Ironically, those accused and even those convicted under the law feel they also have just cause to complain about provision and protection of rights, and, more ironically still, their cause seems to be heard and answered with more favor than that of their victims. How have we served justice when victims are asked to suffer more than those who victimized them?

What will be the end of our world when such is allowed to continue? Knowing that our world has suffered successfully through similar periods of disorder in the past may give us some ray of hope in the present.

Solomon noted in Ecclesiastes chapter one that nothing is that hasn’t been before; nor would there ever be anything that the world hadn’t already seen, short of Christ’s second appearing.

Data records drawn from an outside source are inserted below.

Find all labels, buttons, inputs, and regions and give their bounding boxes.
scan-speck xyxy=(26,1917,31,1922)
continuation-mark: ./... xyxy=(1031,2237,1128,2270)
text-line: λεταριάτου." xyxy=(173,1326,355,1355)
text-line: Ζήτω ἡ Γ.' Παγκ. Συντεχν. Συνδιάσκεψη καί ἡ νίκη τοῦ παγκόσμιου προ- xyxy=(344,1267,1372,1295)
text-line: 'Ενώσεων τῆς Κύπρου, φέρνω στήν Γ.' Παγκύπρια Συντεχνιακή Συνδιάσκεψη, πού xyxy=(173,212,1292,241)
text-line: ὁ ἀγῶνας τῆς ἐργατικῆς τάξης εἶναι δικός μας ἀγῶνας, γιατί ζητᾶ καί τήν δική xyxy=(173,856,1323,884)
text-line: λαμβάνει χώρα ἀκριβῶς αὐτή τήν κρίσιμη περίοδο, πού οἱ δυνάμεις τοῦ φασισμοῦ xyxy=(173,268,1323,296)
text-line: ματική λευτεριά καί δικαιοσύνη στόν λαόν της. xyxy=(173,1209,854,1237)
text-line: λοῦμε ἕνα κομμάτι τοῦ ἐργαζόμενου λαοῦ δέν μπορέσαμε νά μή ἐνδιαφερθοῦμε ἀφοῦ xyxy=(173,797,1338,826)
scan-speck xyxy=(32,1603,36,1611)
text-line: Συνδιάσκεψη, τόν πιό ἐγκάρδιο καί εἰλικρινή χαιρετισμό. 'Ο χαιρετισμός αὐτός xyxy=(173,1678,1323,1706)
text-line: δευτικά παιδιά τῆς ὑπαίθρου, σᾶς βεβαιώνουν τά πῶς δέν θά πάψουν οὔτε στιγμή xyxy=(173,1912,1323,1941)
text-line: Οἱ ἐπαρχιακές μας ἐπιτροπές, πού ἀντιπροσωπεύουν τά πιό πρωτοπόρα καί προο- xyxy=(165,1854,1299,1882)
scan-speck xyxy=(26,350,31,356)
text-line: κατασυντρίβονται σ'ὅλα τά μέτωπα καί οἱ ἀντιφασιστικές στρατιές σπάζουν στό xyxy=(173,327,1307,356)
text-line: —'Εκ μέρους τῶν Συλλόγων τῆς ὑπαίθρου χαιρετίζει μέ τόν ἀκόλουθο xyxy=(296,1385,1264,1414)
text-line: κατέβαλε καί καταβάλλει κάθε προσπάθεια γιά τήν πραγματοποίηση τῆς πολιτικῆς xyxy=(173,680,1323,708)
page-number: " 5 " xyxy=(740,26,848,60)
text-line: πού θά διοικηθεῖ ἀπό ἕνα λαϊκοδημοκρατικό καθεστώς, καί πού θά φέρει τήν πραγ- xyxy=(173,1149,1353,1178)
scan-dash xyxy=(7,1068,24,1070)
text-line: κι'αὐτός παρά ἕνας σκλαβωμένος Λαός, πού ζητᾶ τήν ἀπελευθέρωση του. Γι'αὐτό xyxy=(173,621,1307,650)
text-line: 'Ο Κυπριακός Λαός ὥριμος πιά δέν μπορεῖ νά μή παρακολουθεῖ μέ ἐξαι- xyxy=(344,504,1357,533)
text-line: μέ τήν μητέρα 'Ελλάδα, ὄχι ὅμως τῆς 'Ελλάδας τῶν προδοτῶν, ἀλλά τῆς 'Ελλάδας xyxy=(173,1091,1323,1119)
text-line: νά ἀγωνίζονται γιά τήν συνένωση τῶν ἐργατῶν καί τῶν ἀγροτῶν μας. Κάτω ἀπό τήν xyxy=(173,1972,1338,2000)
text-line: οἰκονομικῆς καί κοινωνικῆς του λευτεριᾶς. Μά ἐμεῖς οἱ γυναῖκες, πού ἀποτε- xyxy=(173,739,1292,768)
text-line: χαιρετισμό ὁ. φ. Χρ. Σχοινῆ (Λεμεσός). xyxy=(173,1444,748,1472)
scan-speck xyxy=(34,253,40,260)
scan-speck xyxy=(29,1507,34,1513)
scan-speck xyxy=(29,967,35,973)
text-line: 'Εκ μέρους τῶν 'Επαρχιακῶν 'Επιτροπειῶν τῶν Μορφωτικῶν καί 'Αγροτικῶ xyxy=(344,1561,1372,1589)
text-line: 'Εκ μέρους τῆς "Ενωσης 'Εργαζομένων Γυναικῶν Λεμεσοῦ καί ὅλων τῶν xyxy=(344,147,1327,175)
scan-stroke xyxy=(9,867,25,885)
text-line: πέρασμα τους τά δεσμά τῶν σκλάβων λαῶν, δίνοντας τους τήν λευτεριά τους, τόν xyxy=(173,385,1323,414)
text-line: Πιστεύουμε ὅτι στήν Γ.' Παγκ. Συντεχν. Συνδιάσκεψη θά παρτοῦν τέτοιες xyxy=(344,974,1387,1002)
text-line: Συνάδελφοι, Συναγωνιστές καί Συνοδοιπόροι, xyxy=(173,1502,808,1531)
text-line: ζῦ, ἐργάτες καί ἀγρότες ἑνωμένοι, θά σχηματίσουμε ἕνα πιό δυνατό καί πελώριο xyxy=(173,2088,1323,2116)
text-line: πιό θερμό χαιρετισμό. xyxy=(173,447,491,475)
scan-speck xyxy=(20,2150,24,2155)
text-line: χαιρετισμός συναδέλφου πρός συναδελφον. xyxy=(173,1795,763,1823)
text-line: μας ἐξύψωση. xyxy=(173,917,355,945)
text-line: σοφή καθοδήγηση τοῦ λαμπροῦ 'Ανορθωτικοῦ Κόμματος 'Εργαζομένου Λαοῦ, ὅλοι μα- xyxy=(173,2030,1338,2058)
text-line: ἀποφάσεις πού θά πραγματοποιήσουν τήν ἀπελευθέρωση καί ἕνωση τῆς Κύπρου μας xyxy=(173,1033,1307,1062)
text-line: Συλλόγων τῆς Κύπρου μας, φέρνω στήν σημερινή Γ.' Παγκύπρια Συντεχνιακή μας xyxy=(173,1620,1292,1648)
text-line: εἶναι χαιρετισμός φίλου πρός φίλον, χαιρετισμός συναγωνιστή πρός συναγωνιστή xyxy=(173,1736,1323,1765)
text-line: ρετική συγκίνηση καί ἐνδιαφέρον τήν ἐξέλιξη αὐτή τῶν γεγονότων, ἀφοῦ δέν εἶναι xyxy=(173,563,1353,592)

For example, at First Samuel the twenty-second chapter, King Saul of Israel was seeking the life of David son of Jesse with no greater motive than gross and unchecked envy and jealousy. While David fled for his life, it was Saul who claimed that David had actually conspired against the King and laid in wait to kill him, when, of course, the opposite was true.

Saul had so little shame in his ambition to commit murder that he even ordered the murder of eighty-five priests of Nob whom he also accused in the fictitious conspiracy, and, in the midst of all this unprecedented crime against his fellow man, complained to his servants that they didn’t feel sorry for him in his plight as they ought.

Who is more deserving of pity; the hunter or the hunted? For whom should another feel sorry; the murderer or the murdered? Since the days of the crimes of Saul, man has had the opportunity to relearn the application of moral law, and the world has stood for the time.

Perhaps it will stand yet only if this confused society learns still again what has again been forgotten.